Cinco expertos son los autores del libro “Altiplano estepario. Ambientes semiáridos del sureste andaluz”, una publicación de la Consejería de Medio Ambiente de la Junta de Andalucía que tiene vocación de manual para impulsar una estrategia con la que se pretende poner en valor los denostados paisajes desérticos. Estas zonas ocupan 485.000 hectáreas en Andalucía y, de estas, una décima parte está en la provincia de Jaén y se extiende por los términos municipales de Jódar, Larva, Huesa y Pozo Alcón. Miguel Ángel Simón, conocido por estar al frente del programa de conservación del lince ibérico, es uno de los expertos que está detrás de esta obra, con más de setecientas páginas. El objetivo de la investigación es lograr que estas áreas, consideradas incluso como “bad lands” (malas tierras), sean tenidas en cuenta en su justa medida y se reconozcan sus potencialidades para desarrollos futuros. Y es que, como aclara otro de los investigadores, el biólogo Miguel Ángel Yanes, vicepresidente de la Asociación Guardabosques de Jódar, los ambientes esteparios tienen una interesante vegetación y especies endémicas, ambas de gran valor.
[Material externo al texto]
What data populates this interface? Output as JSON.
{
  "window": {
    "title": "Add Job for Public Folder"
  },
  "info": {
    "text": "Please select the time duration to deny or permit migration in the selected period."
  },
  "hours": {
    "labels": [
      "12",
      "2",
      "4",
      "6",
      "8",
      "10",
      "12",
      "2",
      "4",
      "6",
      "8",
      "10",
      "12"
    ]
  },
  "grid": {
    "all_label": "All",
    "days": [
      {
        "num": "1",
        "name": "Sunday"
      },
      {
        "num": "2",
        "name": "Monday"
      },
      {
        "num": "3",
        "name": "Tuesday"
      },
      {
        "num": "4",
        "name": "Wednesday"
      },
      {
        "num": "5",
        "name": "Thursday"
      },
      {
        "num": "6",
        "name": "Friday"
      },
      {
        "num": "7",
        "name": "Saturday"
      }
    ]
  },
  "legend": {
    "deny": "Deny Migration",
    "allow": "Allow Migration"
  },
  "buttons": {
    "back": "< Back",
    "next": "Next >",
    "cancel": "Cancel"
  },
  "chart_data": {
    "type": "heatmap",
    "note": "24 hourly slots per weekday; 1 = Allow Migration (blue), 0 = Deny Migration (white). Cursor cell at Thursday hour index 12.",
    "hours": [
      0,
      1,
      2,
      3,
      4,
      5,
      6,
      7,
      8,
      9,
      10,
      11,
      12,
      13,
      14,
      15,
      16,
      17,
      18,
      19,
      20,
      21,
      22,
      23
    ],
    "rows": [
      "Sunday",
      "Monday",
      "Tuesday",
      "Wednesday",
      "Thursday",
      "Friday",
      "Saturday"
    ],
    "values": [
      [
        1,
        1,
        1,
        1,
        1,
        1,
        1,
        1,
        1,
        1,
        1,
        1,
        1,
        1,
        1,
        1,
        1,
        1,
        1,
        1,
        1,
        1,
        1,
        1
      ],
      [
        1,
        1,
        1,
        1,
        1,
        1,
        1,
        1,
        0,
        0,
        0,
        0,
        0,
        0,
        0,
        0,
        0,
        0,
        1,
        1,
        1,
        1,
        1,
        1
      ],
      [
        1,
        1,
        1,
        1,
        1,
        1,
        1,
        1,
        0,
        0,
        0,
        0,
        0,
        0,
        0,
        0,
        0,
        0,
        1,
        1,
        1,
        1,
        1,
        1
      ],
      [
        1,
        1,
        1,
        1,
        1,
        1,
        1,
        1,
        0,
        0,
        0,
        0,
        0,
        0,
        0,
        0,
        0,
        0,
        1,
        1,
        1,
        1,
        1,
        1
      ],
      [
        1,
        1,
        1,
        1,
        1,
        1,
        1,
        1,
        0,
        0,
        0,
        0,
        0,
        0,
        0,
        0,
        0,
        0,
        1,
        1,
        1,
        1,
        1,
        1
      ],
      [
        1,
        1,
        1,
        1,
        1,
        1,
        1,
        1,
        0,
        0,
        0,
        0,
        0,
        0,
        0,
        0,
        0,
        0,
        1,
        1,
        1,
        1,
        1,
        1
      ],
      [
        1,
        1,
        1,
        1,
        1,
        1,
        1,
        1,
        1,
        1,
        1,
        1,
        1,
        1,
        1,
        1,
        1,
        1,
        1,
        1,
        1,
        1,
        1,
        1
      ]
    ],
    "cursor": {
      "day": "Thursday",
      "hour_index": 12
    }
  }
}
Por ello, asegura Yanes, no se trata de copiar estrategias aplicadas en otros territorios, sino de apostar por medidas que sean las adecuadas y aprovechar, por ejemplo, la existencia de montes públicos, como los que existen en el área de estudio en Jaén, para poner en marcha estas medidas o, lo que es lo mismo, dotar a estas fincas de “multifuncionalidad”. Miguel Ángel Simón precisa que este trabajo se enmarca en el Plan Andaluz de Medio Ambiente que considera que es necesario revitalizar las estepas. Este objetivo no solo se centra en el cuidado de la naturaleza, sino que la intervención que se propone al Gobierno andaluz aborda herramientas destinadas al desarrollo mismo de la población. Y es que, como reconoce Simón, es cierto que se trata de comarcas deprimidas y ello tiene una explicación lógica, son regiones con un clima muy duro, con una pluviometría inferior a la media en la provincia y temperaturas más extremas que en el resto. A pesar de ello, dice Simón, siempre fue una región importante, con cultivos como el cereal y con aprovechamientos ganaderos.
Por ello, en la estrategia por la que apuesta este grupo de expertos, también se plantean medidas destinadas a potenciar la economía local. Algunas de las más llamativas son la creación de una denominación protegida de aceite, ya que el zumo de este tipo de áreas más duras tiene una gran calidad; el fomento del turismo, con visitantes que estén interesados en las peculiaridades del paisaje, con una belleza, aclaran los expertos, menos convencional que la que tienen otras zonas como Cazorla, pero también impactante para el que esté interesado en descubrirla.
Ya hay experiencias exitosas, como la que impulsa la junta en el Monte Charrín, de Huesa, una explotación dirigida por Agustín Madero, en la que se logra sembrar grano, algo ya prácticamente desaparecido en la comarca de Mágina y las áreas desérticas de la vecina Cazorla. “Guardabosques de Jódar”, en otra acción singular, es propietaria de un espartal que ocupa veinticinco hectáreas. Este arbusto, de gran tradición en el municipio galduriense, es clave para algunas especies animales y logra una gran protección del suelo. La estrategia de conservación de la Junta en este tipo de ecosistemas puede permitir que se cree, incluso, un corredor verde entre los parques naturales de Mágina y Cazorla, Segura y Las Villas.